Creating a project from scratch
-------------------------------

configure.pyz comes with a handy command to initialize a folder with a template
"Hello World" project

$ mkdir new_project && cd new_project
$ configure.pyz --hello-world
$ make && ./bin/hello-world
Hello World!

It generates the minimal default configuration to build a project with
configure.pyz

* A "source" folder with a C++ "Hello World".
* A sample `targets.json` for the given code.
* A `configure.yaml` with a default build configuration for the project.
* A build.ninja and a Makefile to build the project.

Minimal example (existing project with dependencies)
----------------------------------------------------

Say you have a project structured as

your_project/
source/
your_static_lib/
some_files.cpp
...
your_executable/
main.cpp

where "your_executable" depends on "your_static_lib", and perhaps needs to be
linked against boost system.

The next step is to add some `targets.json` to the folders containing the main
function of an executable. In this example, it is enough to add one to
"your_executable" folder. A typical `targets.json` would look like

```json
{
"targets": [
{
"target_name": "your_application_name",
"type": "executable",
"dependencies": ["your_static_lib.a", "-lboost_system"]
}
]
}
```

Note we added "your_static_lib.a" as a dependency. By default, any folder
containing C++ source files it is recognized as static library, and
configure.pyz will generate the targets for compiling as such.

Run configure.pyz

$ configure.pyz -g --makefile

This generates a `configure.yaml` file containing a defaulted build
configuration, a build.ninja file, and a convenience Makefile with common rules.

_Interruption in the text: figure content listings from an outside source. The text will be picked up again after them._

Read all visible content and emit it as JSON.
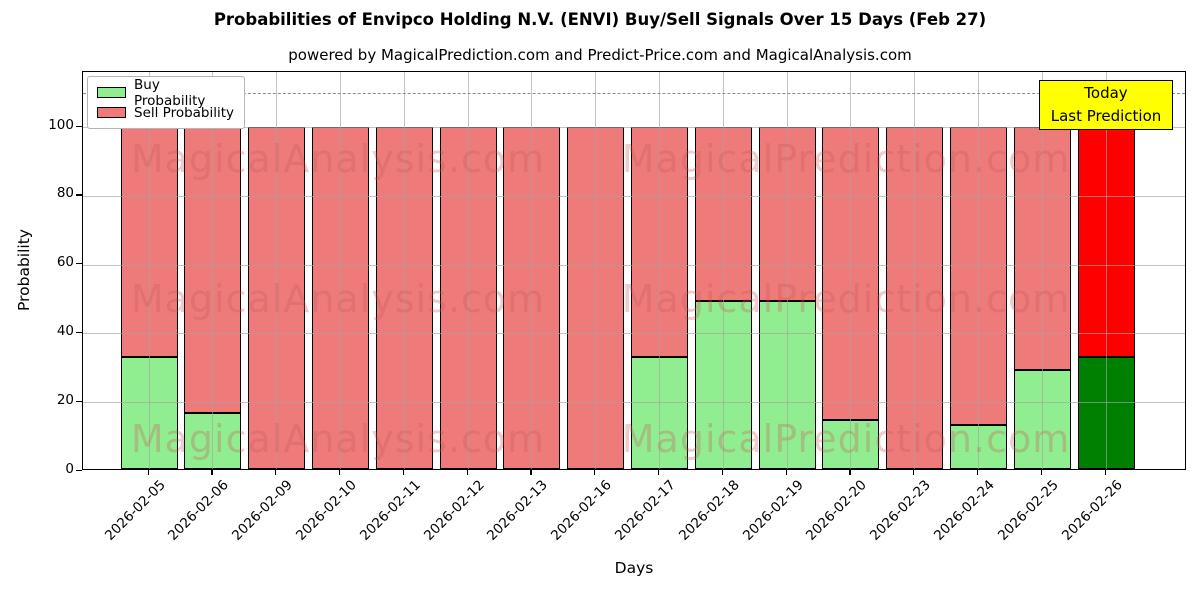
{
  "title": "Probabilities of Envipco Holding N.V. (ENVI) Buy/Sell Signals Over 15 Days (Feb 27)",
  "subtitle": "powered by MagicalPrediction.com and Predict-Price.com and MagicalAnalysis.com",
  "legend": {
    "buy_label": "Buy Probability",
    "sell_label": "Sell Probability"
  },
  "annotation": {
    "line1": "Today",
    "line2": "Last Prediction",
    "bg_color": "#FFFF00"
  },
  "axes": {
    "ylabel": "Probability",
    "xlabel": "Days",
    "yticks": [
      0,
      20,
      40,
      60,
      80,
      100
    ]
  },
  "watermarks": {
    "left_text": "MagicalAnalysis.com",
    "right_text": "MagicalPrediction.com"
  },
  "colors": {
    "buy": "#90EE90",
    "sell": "#EE7A7A",
    "today_buy": "#008000",
    "today_sell": "#FF0000",
    "grid": "#A5A5A5",
    "dashed_line": "#8A8A8A",
    "watermark": "#CD5C5C",
    "bar_edge": "#000000"
  },
  "chart_data": {
    "type": "bar",
    "stacked": true,
    "title": "Probabilities of Envipco Holding N.V. (ENVI) Buy/Sell Signals Over 15 Days (Feb 27)",
    "xlabel": "Days",
    "ylabel": "Probability",
    "ylim": [
      0,
      116
    ],
    "dashed_line_y": 110,
    "grid": true,
    "legend_position": "upper left",
    "categories": [
      "2026-02-05",
      "2026-02-06",
      "2026-02-09",
      "2026-02-10",
      "2026-02-11",
      "2026-02-12",
      "2026-02-13",
      "2026-02-16",
      "2026-02-17",
      "2026-02-18",
      "2026-02-19",
      "2026-02-20",
      "2026-02-23",
      "2026-02-24",
      "2026-02-25",
      "2026-02-26"
    ],
    "series": [
      {
        "name": "Buy Probability",
        "values": [
          33,
          16.5,
          0,
          0,
          0,
          0,
          0,
          0,
          32.8,
          49.4,
          49.4,
          14.4,
          0,
          13,
          29,
          33
        ]
      },
      {
        "name": "Sell Probability",
        "values": [
          67,
          83.5,
          100,
          100,
          100,
          100,
          100,
          100,
          67.2,
          50.6,
          50.6,
          85.6,
          100,
          87,
          71,
          67
        ]
      }
    ],
    "today_bar_index": 15
  }
}
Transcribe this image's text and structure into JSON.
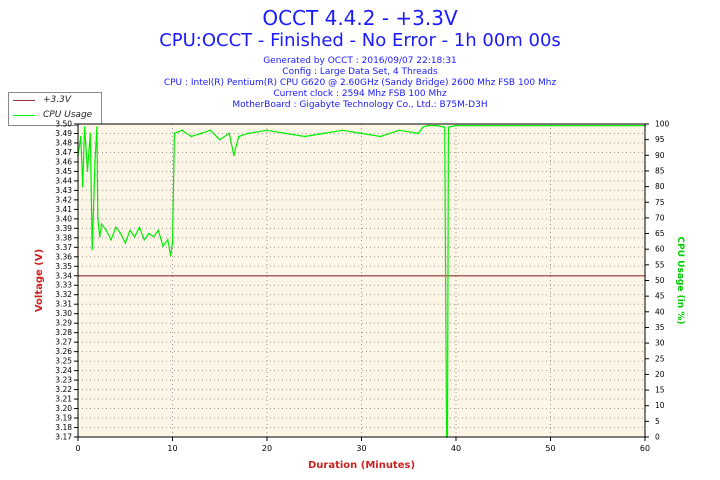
{
  "header": {
    "title": "OCCT 4.4.2 - +3.3V",
    "subtitle": "CPU:OCCT - Finished - No Error - 1h 00m 00s",
    "info": [
      "Generated by OCCT : 2016/09/07 22:18:31",
      "Config : Large Data Set, 4 Threads",
      "CPU : Intel(R) Pentium(R) CPU G620 @ 2.60GHz (Sandy Bridge) 2600 Mhz FSB 100 Mhz",
      "Current clock : 2594 Mhz FSB 100 Mhz",
      "MotherBoard : Gigabyte Technology Co., Ltd.: B75M-D3H"
    ]
  },
  "legend": {
    "items": [
      {
        "label": "+3.3V",
        "color": "#993333"
      },
      {
        "label": "CPU Usage",
        "color": "#00ee00"
      }
    ]
  },
  "chart_data": {
    "type": "line",
    "xlabel": "Duration (Minutes)",
    "ylabel": "Voltage (V)",
    "ylabel_right": "CPU Usage (in %)",
    "xlim": [
      0,
      60
    ],
    "ylim": [
      3.17,
      3.5
    ],
    "ylim_right": [
      0,
      100
    ],
    "x_ticks": [
      "0",
      "10",
      "20",
      "30",
      "40",
      "50",
      "60"
    ],
    "y_ticks": [
      "3.17",
      "3.18",
      "3.19",
      "3.20",
      "3.21",
      "3.22",
      "3.23",
      "3.24",
      "3.25",
      "3.26",
      "3.27",
      "3.28",
      "3.29",
      "3.30",
      "3.31",
      "3.32",
      "3.33",
      "3.34",
      "3.35",
      "3.36",
      "3.37",
      "3.38",
      "3.39",
      "3.40",
      "3.41",
      "3.42",
      "3.43",
      "3.44",
      "3.45",
      "3.46",
      "3.47",
      "3.48",
      "3.49",
      "3.50"
    ],
    "y_ticks_right": [
      "0",
      "5",
      "10",
      "15",
      "20",
      "25",
      "30",
      "35",
      "40",
      "45",
      "50",
      "55",
      "60",
      "65",
      "70",
      "75",
      "80",
      "85",
      "90",
      "95",
      "100"
    ],
    "grid": true,
    "colors": {
      "voltage": "#993333",
      "cpu": "#00ee00",
      "axis_label": "#cc2222",
      "right_label": "#00cc00",
      "plot_bg": "#fdf5e6"
    },
    "series": [
      {
        "name": "+3.3V",
        "axis": "left",
        "x": [
          0,
          60
        ],
        "values": [
          3.34,
          3.34
        ]
      },
      {
        "name": "CPU Usage",
        "axis": "right",
        "x": [
          0.0,
          0.3,
          0.5,
          0.7,
          1.0,
          1.3,
          1.5,
          1.8,
          2.0,
          2.1,
          2.3,
          2.5,
          3.0,
          3.5,
          4.0,
          4.5,
          5.0,
          5.5,
          6.0,
          6.5,
          7.0,
          7.5,
          8.0,
          8.5,
          9.0,
          9.5,
          9.8,
          10.0,
          10.2,
          11,
          12,
          13,
          14,
          15,
          16,
          16.5,
          17,
          18,
          20,
          22,
          24,
          26,
          28,
          30,
          32,
          34,
          36,
          36.5,
          37,
          38,
          38.8,
          38.9,
          39.0,
          39.1,
          39.2,
          40,
          42,
          45,
          48,
          50,
          52,
          55,
          58,
          60
        ],
        "values": [
          90,
          96,
          80,
          99,
          85,
          97,
          60,
          88,
          99,
          70,
          64,
          68,
          66,
          63,
          67,
          65,
          62,
          66,
          64,
          67,
          63,
          65,
          64,
          66,
          61,
          63,
          58,
          62,
          97,
          98,
          96,
          97,
          98,
          95,
          97,
          90,
          96,
          97,
          98,
          97,
          96,
          97,
          98,
          97,
          96,
          98,
          97,
          99,
          99.5,
          99.5,
          99,
          50,
          0,
          0,
          99,
          99.5,
          99.5,
          99.5,
          99.5,
          99.5,
          99.5,
          99.5,
          99.5,
          99.5
        ]
      }
    ]
  }
}
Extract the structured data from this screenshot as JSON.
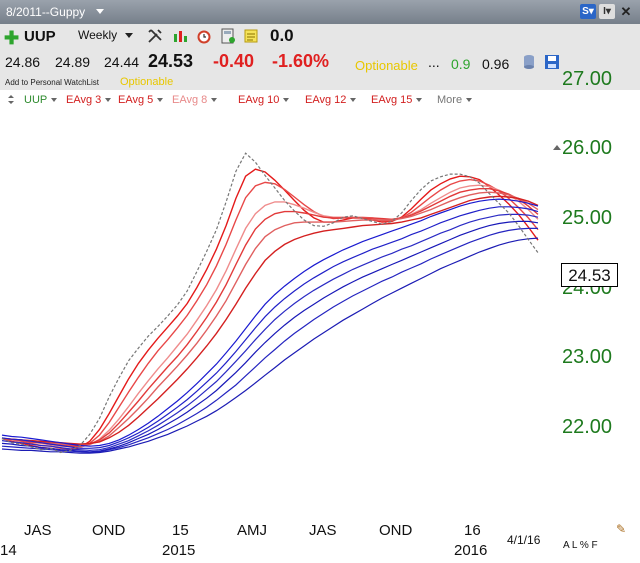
{
  "window": {
    "title": "8/2011--Guppy"
  },
  "header": {
    "symbol": "UUP",
    "period": "Weekly",
    "zero_value": "0.0",
    "open": "24.86",
    "high": "24.89",
    "low": "24.44",
    "last": "24.53",
    "change": "-0.40",
    "change_pct": "-1.60%",
    "optionable": "Optionable",
    "ellipsis": "...",
    "val_green": "0.9",
    "val_black": "0.96",
    "watchlist": "Add to Personal WatchList",
    "optionable2": "Optionable"
  },
  "studies": [
    {
      "label": "UUP",
      "color": "#2e8b2e"
    },
    {
      "label": "EAvg 3",
      "color": "#d21f1f"
    },
    {
      "label": "EAvg 5",
      "color": "#d21f1f"
    },
    {
      "label": "EAvg 8",
      "color": "#e88a8a"
    },
    {
      "label": "EAvg 10",
      "color": "#d21f1f"
    },
    {
      "label": "EAvg 12",
      "color": "#d21f1f"
    },
    {
      "label": "EAvg 15",
      "color": "#d21f1f"
    },
    {
      "label": "More",
      "color": "#777777"
    }
  ],
  "chart_data": {
    "type": "line",
    "ylim": [
      21.3,
      27.2
    ],
    "yticks": [
      "27.00",
      "26.00",
      "25.00",
      "24.00",
      "23.00",
      "22.00"
    ],
    "last_value_label": "24.53",
    "date_label": "4/1/16",
    "bottom_icons": "A L % F",
    "x_ticks": [
      {
        "label": "JAS",
        "sub": "14"
      },
      {
        "label": "OND",
        "sub": ""
      },
      {
        "label": "15",
        "sub": "2015"
      },
      {
        "label": "AMJ",
        "sub": ""
      },
      {
        "label": "JAS",
        "sub": ""
      },
      {
        "label": "OND",
        "sub": ""
      },
      {
        "label": "16",
        "sub": "2016"
      }
    ],
    "price": [
      21.86,
      21.8,
      21.78,
      21.74,
      21.7,
      21.72,
      21.66,
      21.69,
      21.76,
      21.92,
      22.15,
      22.46,
      22.73,
      22.98,
      23.16,
      23.33,
      23.47,
      23.62,
      23.78,
      23.98,
      24.26,
      24.55,
      24.86,
      25.26,
      25.7,
      25.96,
      25.83,
      25.64,
      25.46,
      25.28,
      25.13,
      25.0,
      24.92,
      24.91,
      24.96,
      25.04,
      25.06,
      25.02,
      24.98,
      24.94,
      24.98,
      25.1,
      25.28,
      25.44,
      25.56,
      25.62,
      25.66,
      25.66,
      25.62,
      25.53,
      25.38,
      25.24,
      25.1,
      24.92,
      24.72,
      24.53
    ],
    "series": [
      {
        "group": "short",
        "values": [
          21.86,
          21.82,
          21.79,
          21.76,
          21.73,
          21.72,
          21.69,
          21.69,
          21.73,
          21.82,
          21.99,
          22.22,
          22.47,
          22.72,
          22.94,
          23.13,
          23.3,
          23.46,
          23.62,
          23.8,
          24.03,
          24.29,
          24.58,
          24.92,
          25.31,
          25.63,
          25.73,
          25.69,
          25.57,
          25.43,
          25.28,
          25.14,
          25.03,
          24.97,
          24.97,
          25.0,
          25.03,
          25.03,
          25.0,
          24.97,
          24.98,
          25.04,
          25.16,
          25.3,
          25.43,
          25.52,
          25.59,
          25.63,
          25.62,
          25.58,
          25.48,
          25.36,
          25.23,
          25.08,
          24.9,
          24.71
        ]
      },
      {
        "group": "short",
        "values": [
          21.86,
          21.84,
          21.82,
          21.79,
          21.76,
          21.75,
          21.72,
          21.71,
          21.73,
          21.79,
          21.91,
          22.09,
          22.31,
          22.53,
          22.74,
          22.94,
          23.12,
          23.28,
          23.45,
          23.63,
          23.84,
          24.07,
          24.34,
          24.65,
          25.0,
          25.32,
          25.49,
          25.54,
          25.52,
          25.44,
          25.33,
          25.22,
          25.12,
          25.05,
          25.02,
          25.03,
          25.04,
          25.03,
          25.02,
          24.99,
          24.99,
          25.03,
          25.11,
          25.22,
          25.33,
          25.43,
          25.51,
          25.56,
          25.58,
          25.56,
          25.5,
          25.42,
          25.31,
          25.18,
          25.03,
          24.86
        ]
      },
      {
        "group": "short",
        "values": [
          21.86,
          21.84,
          21.83,
          21.81,
          21.79,
          21.77,
          21.75,
          21.74,
          21.74,
          21.77,
          21.85,
          21.98,
          22.14,
          22.32,
          22.51,
          22.69,
          22.86,
          23.02,
          23.19,
          23.36,
          23.56,
          23.77,
          24.0,
          24.27,
          24.58,
          24.88,
          25.09,
          25.21,
          25.26,
          25.26,
          25.22,
          25.17,
          25.11,
          25.06,
          25.04,
          25.04,
          25.04,
          25.04,
          25.03,
          25.01,
          25.01,
          25.03,
          25.08,
          25.15,
          25.24,
          25.32,
          25.4,
          25.46,
          25.49,
          25.5,
          25.48,
          25.43,
          25.36,
          25.27,
          25.15,
          25.01
        ]
      },
      {
        "group": "short",
        "values": [
          21.86,
          21.85,
          21.83,
          21.81,
          21.8,
          21.78,
          21.77,
          21.75,
          21.75,
          21.78,
          21.84,
          21.94,
          22.08,
          22.24,
          22.4,
          22.57,
          22.73,
          22.89,
          23.04,
          23.21,
          23.4,
          23.6,
          23.82,
          24.07,
          24.36,
          24.64,
          24.87,
          25.01,
          25.09,
          25.12,
          25.12,
          25.1,
          25.07,
          25.04,
          25.03,
          25.03,
          25.03,
          25.03,
          25.03,
          25.02,
          25.01,
          25.03,
          25.07,
          25.13,
          25.2,
          25.27,
          25.34,
          25.4,
          25.43,
          25.45,
          25.45,
          25.42,
          25.37,
          25.3,
          25.2,
          25.08
        ]
      },
      {
        "group": "short",
        "values": [
          21.86,
          21.85,
          21.84,
          21.82,
          21.81,
          21.79,
          21.78,
          21.77,
          21.77,
          21.78,
          21.82,
          21.9,
          22.02,
          22.15,
          22.29,
          22.44,
          22.6,
          22.75,
          22.9,
          23.06,
          23.23,
          23.42,
          23.62,
          23.84,
          24.1,
          24.36,
          24.59,
          24.76,
          24.86,
          24.92,
          24.96,
          24.97,
          24.97,
          24.97,
          24.97,
          24.98,
          24.99,
          25.0,
          25.0,
          25.0,
          25.0,
          25.02,
          25.05,
          25.1,
          25.15,
          25.21,
          25.27,
          25.32,
          25.36,
          25.39,
          25.4,
          25.39,
          25.36,
          25.31,
          25.24,
          25.15
        ]
      },
      {
        "group": "short",
        "values": [
          21.86,
          21.85,
          21.84,
          21.83,
          21.82,
          21.81,
          21.8,
          21.79,
          21.78,
          21.79,
          21.81,
          21.87,
          21.95,
          22.05,
          22.17,
          22.3,
          22.43,
          22.57,
          22.71,
          22.86,
          23.02,
          23.19,
          23.37,
          23.57,
          23.79,
          24.02,
          24.23,
          24.42,
          24.55,
          24.65,
          24.72,
          24.77,
          24.81,
          24.84,
          24.86,
          24.88,
          24.9,
          24.92,
          24.93,
          24.94,
          24.95,
          24.97,
          25.0,
          25.03,
          25.08,
          25.13,
          25.18,
          25.23,
          25.28,
          25.31,
          25.33,
          25.34,
          25.33,
          25.31,
          25.27,
          25.21
        ]
      },
      {
        "group": "long",
        "values": [
          21.91,
          21.89,
          21.88,
          21.86,
          21.84,
          21.82,
          21.8,
          21.78,
          21.76,
          21.75,
          21.76,
          21.79,
          21.84,
          21.91,
          21.99,
          22.08,
          22.18,
          22.29,
          22.4,
          22.52,
          22.65,
          22.79,
          22.93,
          23.09,
          23.26,
          23.44,
          23.62,
          23.79,
          23.93,
          24.05,
          24.16,
          24.26,
          24.35,
          24.43,
          24.5,
          24.57,
          24.63,
          24.69,
          24.74,
          24.79,
          24.84,
          24.89,
          24.94,
          24.99,
          25.05,
          25.1,
          25.15,
          25.2,
          25.24,
          25.27,
          25.29,
          25.3,
          25.29,
          25.27,
          25.24,
          25.2
        ]
      },
      {
        "group": "long",
        "values": [
          21.87,
          21.85,
          21.84,
          21.82,
          21.8,
          21.78,
          21.76,
          21.74,
          21.72,
          21.72,
          21.73,
          21.76,
          21.81,
          21.87,
          21.94,
          22.02,
          22.11,
          22.21,
          22.31,
          22.42,
          22.54,
          22.67,
          22.8,
          22.95,
          23.11,
          23.28,
          23.45,
          23.61,
          23.75,
          23.87,
          23.98,
          24.08,
          24.17,
          24.25,
          24.33,
          24.4,
          24.46,
          24.52,
          24.58,
          24.63,
          24.68,
          24.73,
          24.79,
          24.84,
          24.9,
          24.96,
          25.01,
          25.06,
          25.1,
          25.14,
          25.17,
          25.19,
          25.19,
          25.18,
          25.16,
          25.12
        ]
      },
      {
        "group": "long",
        "values": [
          21.83,
          21.81,
          21.8,
          21.78,
          21.76,
          21.75,
          21.73,
          21.71,
          21.7,
          21.69,
          21.7,
          21.73,
          21.78,
          21.83,
          21.9,
          21.97,
          22.05,
          22.14,
          22.23,
          22.33,
          22.44,
          22.56,
          22.68,
          22.82,
          22.97,
          23.12,
          23.28,
          23.43,
          23.57,
          23.69,
          23.8,
          23.9,
          23.99,
          24.07,
          24.15,
          24.22,
          24.29,
          24.35,
          24.41,
          24.47,
          24.52,
          24.58,
          24.63,
          24.69,
          24.75,
          24.81,
          24.86,
          24.92,
          24.97,
          25.01,
          25.04,
          25.07,
          25.08,
          25.08,
          25.07,
          25.04
        ]
      },
      {
        "group": "long",
        "values": [
          21.79,
          21.78,
          21.76,
          21.75,
          21.73,
          21.72,
          21.7,
          21.69,
          21.68,
          21.67,
          21.68,
          21.71,
          21.75,
          21.8,
          21.86,
          21.92,
          21.99,
          22.07,
          22.15,
          22.24,
          22.34,
          22.44,
          22.55,
          22.68,
          22.81,
          22.95,
          23.1,
          23.24,
          23.37,
          23.49,
          23.6,
          23.7,
          23.79,
          23.88,
          23.96,
          24.04,
          24.11,
          24.18,
          24.24,
          24.3,
          24.36,
          24.42,
          24.48,
          24.54,
          24.6,
          24.66,
          24.72,
          24.78,
          24.83,
          24.88,
          24.92,
          24.95,
          24.97,
          24.98,
          24.98,
          24.96
        ]
      },
      {
        "group": "long",
        "values": [
          21.75,
          21.74,
          21.73,
          21.72,
          21.71,
          21.7,
          21.69,
          21.68,
          21.67,
          21.66,
          21.67,
          21.7,
          21.73,
          21.77,
          21.82,
          21.87,
          21.93,
          21.99,
          22.06,
          22.14,
          22.22,
          22.31,
          22.41,
          22.52,
          22.63,
          22.76,
          22.89,
          23.02,
          23.14,
          23.26,
          23.37,
          23.47,
          23.57,
          23.66,
          23.75,
          23.83,
          23.91,
          23.98,
          24.05,
          24.12,
          24.18,
          24.25,
          24.31,
          24.37,
          24.44,
          24.5,
          24.56,
          24.62,
          24.68,
          24.73,
          24.78,
          24.82,
          24.85,
          24.87,
          24.88,
          24.88
        ]
      },
      {
        "group": "long",
        "values": [
          21.71,
          21.7,
          21.69,
          21.69,
          21.68,
          21.67,
          21.67,
          21.66,
          21.65,
          21.65,
          21.66,
          21.68,
          21.71,
          21.74,
          21.78,
          21.82,
          21.87,
          21.92,
          21.98,
          22.04,
          22.11,
          22.18,
          22.26,
          22.35,
          22.45,
          22.55,
          22.66,
          22.77,
          22.88,
          22.99,
          23.09,
          23.19,
          23.29,
          23.38,
          23.47,
          23.56,
          23.64,
          23.72,
          23.8,
          23.88,
          23.95,
          24.02,
          24.09,
          24.16,
          24.23,
          24.3,
          24.36,
          24.42,
          24.48,
          24.54,
          24.59,
          24.64,
          24.68,
          24.71,
          24.73,
          24.74
        ]
      }
    ]
  }
}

If your code is stored under a folder called "source" directly under your root
project, the configuration is most probably done. If not, tweak the generated
`configure.yaml` for your needs.

Once the configuration is done, you can use the Makefile to build the project
and generate other useful resources

$ make # build release configuration.
$ make debug # build debug configuration.
$ make doxygen # build Doxygen documentation.
$ make sublime # create a Sublime Text project file.